# Analyzing Orderbooks Before Large Returns - Squid Ink Round 2 (Fixed Version)

This notebook analyzes the state of the orderbook right before large changes in returns for Squid Ink in Round 2. It addresses the index issue in the previous notebooks.

In [None]:
# Import necessary libraries
import sys
import os
import numpy as np
import pandas as pd
import matplotlib.pyplot as plt

# Configure plots to be larger and more readable
plt.rcParams['figure.figsize'] = (12, 6)
plt.rcParams['font.size'] = 12

# Try to import seaborn for better styling
try:
    import seaborn as sns
    sns.set(style="whitegrid")
    print("Using Seaborn for plot styling")
except ImportError:
    print("Seaborn not available, using matplotlib default styling")

## 1. Load Price Data

In [None]:
def load_price_data(round_num, product='SQUID_INK'):
    """
    Load price data for a specific round and product.
    
    Parameters:
        round_num (int): Round number
        product (str): Product name (default: 'SQUID_INK')
        
    Returns:
        pd.DataFrame: DataFrame containing price data
    """
    # Path to data directory - try multiple possible locations
    possible_data_paths = [
        '../../../Prosperity 3 Data',
        '../../../../Prosperity 3 Data',
        '../../../../../Prosperity 3 Data',
        'Prosperity 3 Data'
    ]
    
    # Find the first valid data path
    data_path = None
    for path in possible_data_paths:
        if os.path.exists(path):
            data_path = path
            print(f"Found data directory at {path}")
            break
    
    if data_path is None:
        print("Could not find data directory")
        return pd.DataFrame()
    
    # List all CSV files for the round
    import glob
    file_pattern = os.path.join(data_path, f'Round {round_num}/prices_round_{round_num}_day_*.csv')
    files = glob.glob(file_pattern)
    
    if not files:
        print(f"No files found matching pattern: {file_pattern}")
        return pd.DataFrame()
    
    # Load and concatenate all files
    dfs = []
    for file in files:
        print(f"Loading {file}...")
        df = pd.read_csv(file, sep=';')
        dfs.append(df)
    
    # Concatenate all dataframes
    all_data = pd.concat(dfs, ignore_index=True)
    
    # Filter for the specified product
    product_data = all_data[all_data['product'] == product].copy()
    print(f"Successfully loaded price data with {len(product_data)} rows")
    
    return product_data

In [None]:
# Load Squid Ink price data for Round 2
squid_data = load_price_data(2, 'SQUID_INK')

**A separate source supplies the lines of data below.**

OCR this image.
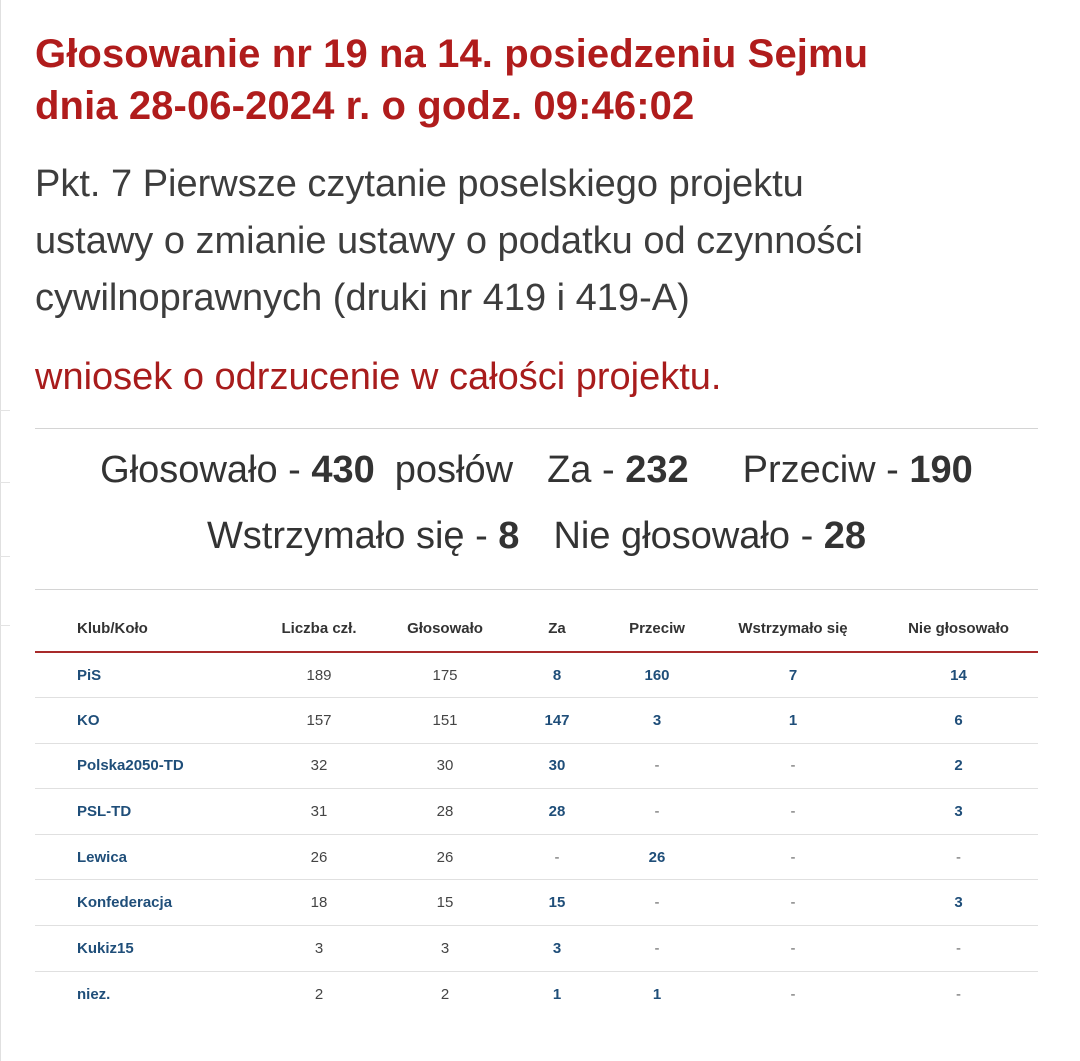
Głosowanie nr 19 na 14. posiedzeniu Sejmu
dnia 28-06-2024 r. o godz. 09:46:02
Pkt. 7 Pierwsze czytanie poselskiego projektu
ustawy o zmianie ustawy o podatku od czynności
cywilnoprawnych (druki nr 419 i 419-A)
wniosek o odrzucenie w całości projektu.
Głosowało - 430 posłów Za - 232 Przeciw - 190
Wstrzymało się - 8 Nie głosowało - 28
Klub/Koło	Liczba czł.	Głosowało	Za	Przeciw	Wstrzymało się	Nie głosowało
PiS	189	175	8	160	7	14
KO	157	151	147	3	1	6
Polska2050-TD	32	30	30	-	-	2
PSL-TD	31	28	28	-	-	3
Lewica	26	26	-	26	-	-
Konfederacja	18	15	15	-	-	3
Kukiz15	3	3	3	-	-	-
niez.	2	2	1	1	-	-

# Display the first few rows
squid_data.head()

## 2. Calculate Returns and Identify Large Return Events

In [None]:
# Calculate mid price
squid_data['mid_price'] = (squid_data['ask_price_1'] + squid_data['bid_price_1']) / 2

# Sort by timestamp to ensure proper return calculation
squid_data = squid_data.sort_values('timestamp')

# Reset index to ensure we have continuous indices
squid_data = squid_data.reset_index(drop=True)

# Calculate returns
squid_data['returns'] = squid_data['mid_price'].pct_change()

# Calculate absolute returns
squid_data['abs_returns'] = squid_data['returns'].abs()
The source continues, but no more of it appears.